Hmm. Maybe you could use Google Cloud just to tokenize the dataset? Export the padded sequences as .Rds objects, then download them to your computer and import them directly.

tonofshell commented 5 years ago

That is a good idea. I'll try that if Amazon doesn't sort itself out. Thank you for all the help!

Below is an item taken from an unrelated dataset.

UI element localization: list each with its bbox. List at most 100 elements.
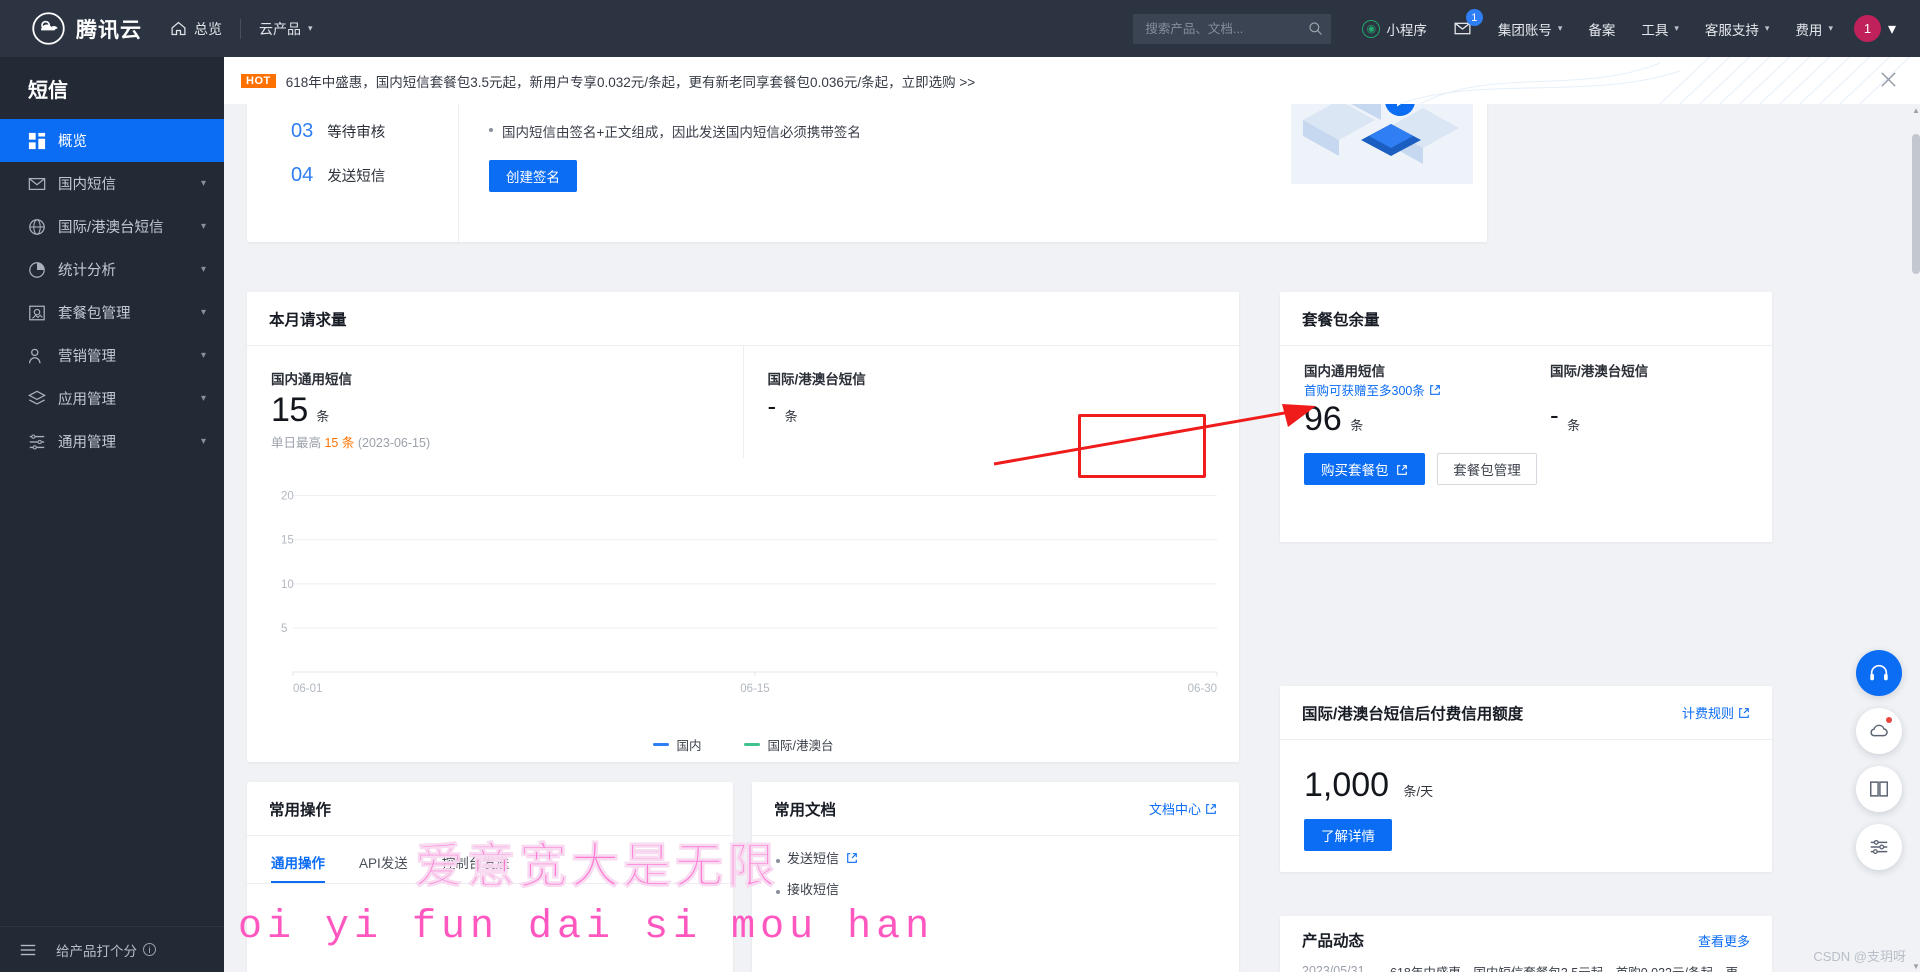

tonofshell commented 5 years ago

I'm having the same issues using RStudio Server in a p2.xlarge EC2 instance. I can tokenize about 270,000 lines but running the full dataset only gives weird hangs and errors. When I tried to knit the full RMarkdown I did get an error this time though, which I've copied below:

*** caught segfault ***
address (nil), cause 'memory not mapped'

Traceback:
1: .Call(`_reticulate_py_call_impl`, x, args, keywords)
2: py_call_impl(callable, dots$args, dots$keywords)
3: tokenizer$fit_on_texts(if (is.function(x)) reticulate::py_iterator(x) else as_texts(x))
4: fit_text_tokenizer(., input_train)
5: function_list[[k]](value)
6: withVisible(function_list[[k]](value))
7: freduce(value, `_function_list`)
8: `_fseq`(`_lhs`)
9: eval(quote(`_fseq`(`_lhs`)), env, env)
10: eval(quote(`_fseq`(`_lhs`)), env, env)
11: withVisible(eval(quote(`_fseq`(`_lhs`)), env, env))
12: text_tokenizer(num_words = max_words) %>% fit_text_tokenizer(input_train)
13: eval(expr, envir, enclos)
14: eval(expr, envir, enclos)
15: withVisible(eval(expr, envir, enclos))
16: withCallingHandlers(withVisible(eval(expr, envir, enclos)), warning = wHandler,     error = eHandler, message = mHandler)
17: handle(ev <- withCallingHandlers(withVisible(eval(expr, envir,     enclos)), warning = wHandler, error = eHandler, message = mHandler))
18: timing_fn(handle(ev <- withCallingHandlers(withVisible(eval(expr,     envir, enclos)), warning = wHandler, error = eHandler, message = mHandler)))
19: evaluate_call(expr, parsed$src[[i]], envir = envir, enclos = enclos,     debug = debug, last = i == length(out), use_try = stop_on_error !=         2L, keep_warning = keep_warning, keep_message = keep_message,     output_handler = output_handler, include_timing = include_timing)
20: evaluate::evaluate(...)
21: evaluate(code, envir = env, new_device = FALSE, keep_warning = !isFALSE(options$warning),     keep_message = !isFALSE(options$message), stop_on_error = if (options$error &&         options$include) 0L else 2L, output_handler = knit_handlers(options$render,         options))
22: in_dir(input_dir(), evaluate(code, envir = env, new_device = FALSE,     keep_warning = !isFALSE(options$warning), keep_message = !isFALSE(options$message),     stop_on_error = if (options$error && options$include) 0L else 2L,     output_handler = knit_handlers(options$render, options)))
23: block_exec(params)
24: call_block(x)
25: process_group.block(group)
26: process_group(group)
27: withCallingHandlers(if (tangle) process_tangle(group) else process_group(group),     error = function(e) {        setwd(wd)        cat(res, sep = "\n", file = output %n% "")        message("Quitting from lines ", paste(current_lines(i),             collapse = "-"), " (", knit_concord$get("infile"),             ") ")    })
28: process_file(text, output)
29: knitr::knit(knit_input, knit_output, envir = envir, quiet = quiet,     encoding = encoding)
30: rmarkdown::render("/home/adam/hw02/hw02.Rmd", encoding = "UTF-8")
An irrecoverable exception occurred. R is aborting now ...
tonofshell commented 5 years ago

I'm getting the same error message for the testing set in my EC2 instance, even though it has significantly less lines. I'm just going to submit whatever I can get to run.